Das liegt vor allem an der Unmittelbarkeit, mit der einen dieser Film mit seinen jungen Figuren konfrontiert. Vom Lifestyle über Habitus und Sprache bis hin zur Musik – hier stimmt verdammt viel. Der Film wirft einen zunächst mitten hinein in das Partygetümmel. Nach Ankunft im Pauschalhotel werfen die Mädchen ihre Taschen in die Ecke, holen Alkohol und Schminke raus, werfen sich in ihre knappsten Klamotten und ziehen los in die Nacht, in der Alkohol in Strömen fließt, Lichter blitzen und Bässe wummern. Neugierige Blicke fliegen hin und her, es wird geflirtet, was das Zeug hält, das leben ist kurz, die Nacht lang.
Am nächsten Morgen, als Skye (Lara Peake) und Em (Enva Lewis) noch ausnüchtern, sitzt Tara schon auf dem Balkon, als nebenan der witzige Blondschopf Badger (Shaun Thomas) auf den Balkon tritt. Beide kommen sofort ins Gespräch, sind irgendwie auf einer Wellenlänge, aber immer, wenn sie sich nahe kommen könnten, kommt etwas dazwischen. Ungelenk nähern sie sich immer wieder an, tolpatschig lassen sie das, was zwischen ihnen sein könnte, fahren.
Eine exzessive Poolparty im Hotel treibt die beiden auseinander und Tara läuft in die Arme Badgers lässigem Freund Paddy (Samuel Bottomly). Eine neue Chance, ihre Jungfräulichkeit loszuwerden, die Enttäuschung über Badger und Paddys Überredungskünste lässt sie zur Tat schreiten. Ihr Tête-à-tête am Strand verläuft allerdings wenig romantisch, was bei Tara Spuren hinterlässt. Fortan fühlt sich nichts mehr richtig an. Die Eindrücke und Ereignisse wühlen in ihr und verändern ihren (und unseren) Blick auf das bunte Treiben in der Partyzone.
»How To Have Sex« ist starkes Indie-Kino und besticht in seiner kühnen, nuancierten und immer wieder auch poetischen Filmsprache. Die Kamera von Nicolas Canniccioni fängt das Dasein in der Partyzone in eindrucksvollen Bildern ein. Am stärksten ist der Film dann, wenn er die Kamera einfach durch die Menge fahren lässt, wenn er das Zucken der Körper, das Leuchten der Gesichter und die Lust in den Blicken einfängt, während sich laute Beats darüber legen. Und zugleich blitzt permanent die dunkle Kehrseite dieser Partyhölle durch, wo permanent die Gefahr von Drogen, Absturz und sexuellen Übergriffen lauert.

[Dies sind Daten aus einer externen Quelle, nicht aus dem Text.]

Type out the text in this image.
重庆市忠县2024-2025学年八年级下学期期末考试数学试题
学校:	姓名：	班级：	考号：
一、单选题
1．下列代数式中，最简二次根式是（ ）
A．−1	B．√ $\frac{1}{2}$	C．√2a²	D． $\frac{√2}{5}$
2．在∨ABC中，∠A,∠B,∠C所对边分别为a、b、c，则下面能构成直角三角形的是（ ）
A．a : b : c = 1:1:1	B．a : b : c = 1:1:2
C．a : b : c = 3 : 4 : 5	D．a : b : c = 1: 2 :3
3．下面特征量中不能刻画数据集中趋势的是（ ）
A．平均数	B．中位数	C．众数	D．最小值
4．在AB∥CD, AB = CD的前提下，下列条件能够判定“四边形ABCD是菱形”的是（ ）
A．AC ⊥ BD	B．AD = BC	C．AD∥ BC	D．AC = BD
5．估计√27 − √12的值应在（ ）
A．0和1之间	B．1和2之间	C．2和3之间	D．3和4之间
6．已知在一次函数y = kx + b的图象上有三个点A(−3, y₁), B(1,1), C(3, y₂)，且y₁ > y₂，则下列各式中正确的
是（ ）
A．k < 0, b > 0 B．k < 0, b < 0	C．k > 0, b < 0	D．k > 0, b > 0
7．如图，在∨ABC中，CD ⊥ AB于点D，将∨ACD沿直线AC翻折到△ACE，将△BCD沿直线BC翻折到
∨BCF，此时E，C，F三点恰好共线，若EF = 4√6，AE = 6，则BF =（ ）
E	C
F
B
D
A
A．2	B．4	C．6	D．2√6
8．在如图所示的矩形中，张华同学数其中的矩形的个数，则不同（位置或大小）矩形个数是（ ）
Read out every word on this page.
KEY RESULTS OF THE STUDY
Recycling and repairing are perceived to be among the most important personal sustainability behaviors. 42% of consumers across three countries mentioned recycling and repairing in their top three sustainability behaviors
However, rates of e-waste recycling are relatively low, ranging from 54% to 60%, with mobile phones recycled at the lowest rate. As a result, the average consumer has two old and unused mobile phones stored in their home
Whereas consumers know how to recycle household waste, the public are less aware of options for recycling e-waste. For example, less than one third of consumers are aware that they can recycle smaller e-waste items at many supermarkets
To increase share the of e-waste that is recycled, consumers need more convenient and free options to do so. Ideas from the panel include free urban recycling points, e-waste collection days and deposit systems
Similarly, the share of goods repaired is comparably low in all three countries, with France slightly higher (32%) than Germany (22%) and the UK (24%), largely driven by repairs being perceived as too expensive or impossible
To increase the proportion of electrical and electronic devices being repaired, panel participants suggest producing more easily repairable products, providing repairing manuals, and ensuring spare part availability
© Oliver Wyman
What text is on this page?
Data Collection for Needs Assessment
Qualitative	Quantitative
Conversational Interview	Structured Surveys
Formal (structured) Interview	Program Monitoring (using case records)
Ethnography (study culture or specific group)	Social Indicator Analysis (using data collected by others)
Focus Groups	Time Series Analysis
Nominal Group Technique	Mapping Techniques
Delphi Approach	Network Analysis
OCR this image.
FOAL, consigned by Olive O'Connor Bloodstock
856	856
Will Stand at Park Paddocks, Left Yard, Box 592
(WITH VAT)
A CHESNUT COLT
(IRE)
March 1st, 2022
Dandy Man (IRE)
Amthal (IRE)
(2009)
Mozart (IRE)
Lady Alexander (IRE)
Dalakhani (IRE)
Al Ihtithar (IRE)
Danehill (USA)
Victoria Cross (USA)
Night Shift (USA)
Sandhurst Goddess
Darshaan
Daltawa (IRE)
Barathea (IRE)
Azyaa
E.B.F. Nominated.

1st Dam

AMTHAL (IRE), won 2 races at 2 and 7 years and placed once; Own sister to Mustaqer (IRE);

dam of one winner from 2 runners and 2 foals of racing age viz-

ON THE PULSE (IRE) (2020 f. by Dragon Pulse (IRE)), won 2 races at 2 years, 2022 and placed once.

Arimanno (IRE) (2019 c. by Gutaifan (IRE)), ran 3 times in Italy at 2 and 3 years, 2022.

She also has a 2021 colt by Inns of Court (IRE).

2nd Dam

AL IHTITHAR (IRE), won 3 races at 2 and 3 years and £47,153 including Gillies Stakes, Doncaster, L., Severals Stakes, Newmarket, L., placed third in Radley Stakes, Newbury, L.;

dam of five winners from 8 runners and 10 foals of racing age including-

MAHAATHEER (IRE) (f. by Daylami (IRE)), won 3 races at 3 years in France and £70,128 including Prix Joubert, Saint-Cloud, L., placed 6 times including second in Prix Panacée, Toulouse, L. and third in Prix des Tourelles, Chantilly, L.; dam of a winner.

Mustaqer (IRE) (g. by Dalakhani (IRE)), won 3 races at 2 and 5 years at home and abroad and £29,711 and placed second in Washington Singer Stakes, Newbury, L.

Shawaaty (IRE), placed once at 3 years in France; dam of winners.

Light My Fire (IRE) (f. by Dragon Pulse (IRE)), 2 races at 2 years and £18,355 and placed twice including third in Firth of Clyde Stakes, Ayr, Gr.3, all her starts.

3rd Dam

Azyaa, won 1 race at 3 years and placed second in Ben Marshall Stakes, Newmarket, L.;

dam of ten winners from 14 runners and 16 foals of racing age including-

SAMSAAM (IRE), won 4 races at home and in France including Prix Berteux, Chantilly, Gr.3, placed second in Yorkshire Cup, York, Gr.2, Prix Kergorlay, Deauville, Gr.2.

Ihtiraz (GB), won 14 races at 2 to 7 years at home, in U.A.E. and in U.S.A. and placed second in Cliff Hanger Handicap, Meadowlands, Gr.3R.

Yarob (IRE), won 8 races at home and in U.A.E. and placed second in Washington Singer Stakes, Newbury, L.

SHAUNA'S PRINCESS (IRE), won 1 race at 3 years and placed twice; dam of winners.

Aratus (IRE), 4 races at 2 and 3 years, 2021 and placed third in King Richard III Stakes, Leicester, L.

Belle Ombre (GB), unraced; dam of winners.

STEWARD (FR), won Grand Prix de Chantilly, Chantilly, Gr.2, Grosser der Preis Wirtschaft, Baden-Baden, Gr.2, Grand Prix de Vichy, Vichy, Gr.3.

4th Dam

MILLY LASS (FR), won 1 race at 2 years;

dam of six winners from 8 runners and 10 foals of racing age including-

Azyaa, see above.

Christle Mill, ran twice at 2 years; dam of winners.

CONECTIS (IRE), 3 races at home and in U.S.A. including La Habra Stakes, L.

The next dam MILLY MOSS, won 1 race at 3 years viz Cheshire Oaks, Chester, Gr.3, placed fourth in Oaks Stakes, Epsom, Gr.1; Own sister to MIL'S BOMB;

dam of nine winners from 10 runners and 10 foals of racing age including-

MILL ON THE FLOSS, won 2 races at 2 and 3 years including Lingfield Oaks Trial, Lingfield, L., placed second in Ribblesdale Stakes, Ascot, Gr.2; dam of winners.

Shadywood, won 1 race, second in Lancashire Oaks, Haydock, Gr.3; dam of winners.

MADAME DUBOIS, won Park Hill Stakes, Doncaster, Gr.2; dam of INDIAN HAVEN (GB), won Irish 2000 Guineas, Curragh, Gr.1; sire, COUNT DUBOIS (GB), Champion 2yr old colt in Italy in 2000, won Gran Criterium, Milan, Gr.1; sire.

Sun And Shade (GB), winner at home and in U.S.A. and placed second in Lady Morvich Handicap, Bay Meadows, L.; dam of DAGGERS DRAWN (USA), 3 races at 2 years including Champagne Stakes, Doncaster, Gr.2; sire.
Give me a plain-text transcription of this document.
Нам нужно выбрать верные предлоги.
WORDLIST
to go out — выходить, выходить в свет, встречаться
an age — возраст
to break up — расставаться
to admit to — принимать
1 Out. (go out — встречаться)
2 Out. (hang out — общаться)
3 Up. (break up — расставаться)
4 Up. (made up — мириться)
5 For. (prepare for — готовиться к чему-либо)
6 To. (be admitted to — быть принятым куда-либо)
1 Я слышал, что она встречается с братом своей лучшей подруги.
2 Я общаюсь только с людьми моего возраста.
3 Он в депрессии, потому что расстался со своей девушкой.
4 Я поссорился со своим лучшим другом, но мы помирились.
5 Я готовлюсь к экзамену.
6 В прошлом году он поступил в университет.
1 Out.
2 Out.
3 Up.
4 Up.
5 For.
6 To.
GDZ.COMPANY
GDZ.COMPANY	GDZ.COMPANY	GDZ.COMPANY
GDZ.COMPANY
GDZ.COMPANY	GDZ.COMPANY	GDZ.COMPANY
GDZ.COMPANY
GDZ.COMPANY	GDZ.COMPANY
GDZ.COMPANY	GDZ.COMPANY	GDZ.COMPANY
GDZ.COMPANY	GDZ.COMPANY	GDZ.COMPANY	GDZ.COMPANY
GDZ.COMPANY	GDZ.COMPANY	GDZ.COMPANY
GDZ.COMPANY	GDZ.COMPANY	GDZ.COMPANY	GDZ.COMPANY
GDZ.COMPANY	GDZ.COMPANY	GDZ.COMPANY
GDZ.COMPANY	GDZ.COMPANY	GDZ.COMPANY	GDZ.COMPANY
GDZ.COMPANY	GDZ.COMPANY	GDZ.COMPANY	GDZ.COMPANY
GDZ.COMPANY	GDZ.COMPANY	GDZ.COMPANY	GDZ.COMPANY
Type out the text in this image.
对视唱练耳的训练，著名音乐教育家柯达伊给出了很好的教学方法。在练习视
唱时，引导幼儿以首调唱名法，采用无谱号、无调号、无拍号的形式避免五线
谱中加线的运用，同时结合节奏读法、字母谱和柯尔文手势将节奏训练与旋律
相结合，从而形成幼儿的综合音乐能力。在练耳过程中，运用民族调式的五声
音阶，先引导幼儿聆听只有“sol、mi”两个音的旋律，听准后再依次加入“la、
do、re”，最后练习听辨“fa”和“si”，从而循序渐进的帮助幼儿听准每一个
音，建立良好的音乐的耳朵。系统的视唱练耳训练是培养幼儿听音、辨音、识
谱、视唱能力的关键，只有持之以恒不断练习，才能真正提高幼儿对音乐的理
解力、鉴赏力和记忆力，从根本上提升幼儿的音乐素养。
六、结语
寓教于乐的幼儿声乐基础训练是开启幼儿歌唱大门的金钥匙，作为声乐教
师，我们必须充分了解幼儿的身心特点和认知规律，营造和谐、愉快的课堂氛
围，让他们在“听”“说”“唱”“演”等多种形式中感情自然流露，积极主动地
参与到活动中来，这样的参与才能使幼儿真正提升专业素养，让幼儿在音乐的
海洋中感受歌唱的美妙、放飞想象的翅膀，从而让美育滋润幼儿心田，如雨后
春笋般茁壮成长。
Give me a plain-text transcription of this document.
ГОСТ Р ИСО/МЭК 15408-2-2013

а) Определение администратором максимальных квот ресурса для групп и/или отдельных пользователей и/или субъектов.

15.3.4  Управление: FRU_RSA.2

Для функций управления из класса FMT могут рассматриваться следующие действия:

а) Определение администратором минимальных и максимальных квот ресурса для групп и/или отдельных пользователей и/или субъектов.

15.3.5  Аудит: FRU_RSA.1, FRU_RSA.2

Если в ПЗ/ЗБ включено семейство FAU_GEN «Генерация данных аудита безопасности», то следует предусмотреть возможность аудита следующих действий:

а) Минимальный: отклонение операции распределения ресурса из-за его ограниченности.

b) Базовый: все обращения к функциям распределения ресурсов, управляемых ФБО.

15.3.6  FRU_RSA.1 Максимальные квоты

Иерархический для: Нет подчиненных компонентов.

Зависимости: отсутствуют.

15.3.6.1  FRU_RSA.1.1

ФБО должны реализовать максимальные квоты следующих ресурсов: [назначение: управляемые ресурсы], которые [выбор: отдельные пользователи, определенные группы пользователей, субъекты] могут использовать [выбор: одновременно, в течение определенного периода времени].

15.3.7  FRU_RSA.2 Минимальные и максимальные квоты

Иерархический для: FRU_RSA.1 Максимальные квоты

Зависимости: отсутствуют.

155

So vermisst die 1993 geborene Molly Manning Walker mit ihrem jungen und mitreißenden Ensemble den Raum der Annäherung und des sexuellen Erwachens. Dabei fängt sie nicht nur die Momente der Extase in eindrucksvollen Bildern ein, sondern auch die um sich greifende Sprachlosigkeit, wenn die Dinge aus dem Ruder laufen.
Hier beeindruckt insbesondere die junge Hauptdarstellerin, die beide Zustände so treffend vermittelt, dass man innerlich auf die Knie geht. Dafür braucht sie keine großen Gesten oder überwältigenden Szenen, sondern nur den Blick in ihr Gesicht, in dem jede Nuance von Erwartung und Enttäuschung, Vorfreude und Schmerz abzulesen sind. Bei den Europäischen Filmpreisen war Mia McKenna-Bruce aufgrund ihrer facettenreichen Performance für den Darstellerpreis nominiert, musste sich dort aber Sandra Hüller geschlagen geben. Von der britischen Schauspielerin wird man aber ganz sicher noch hören, mit diesem Film hat sie die Tür in die erste Liga der Filmwelt weit aufgestoßen.
Molly Manning Walker, die auch das Drehbuch für ihr Regiedebüt geschrieben hat. wurde bei den Europäischen Filmpreisen als beste Neuentdeckung von der Internationalen Filmpresse (Prix Fipresci) ausgezeichnet, setzte sich dabei unter anderem gegen das hochgelobte Debüt »20.000 Especies De Abejas« der baskischen Regisseurin Estibaliz Urresola Solaguren durch, dessen Kinderdarstellerin Sofia Otero bei der diesjährigen Berlinale den Silbernen Bären für die beste schauspielerische Leistung in einer Hauptrolle erhielt.
Molly Manning Walker gelingt es in ihrem eindrucksvoll emphatischen Regiedebüt, das authentische Bild einer Generation zu zeichnen, die in in einer übersexualisierten Welt fremdgesteuert bestimmten Vorstellungen nachläuft, während sie sich eigentlich nach Intimität und Geborgenheit sehnt.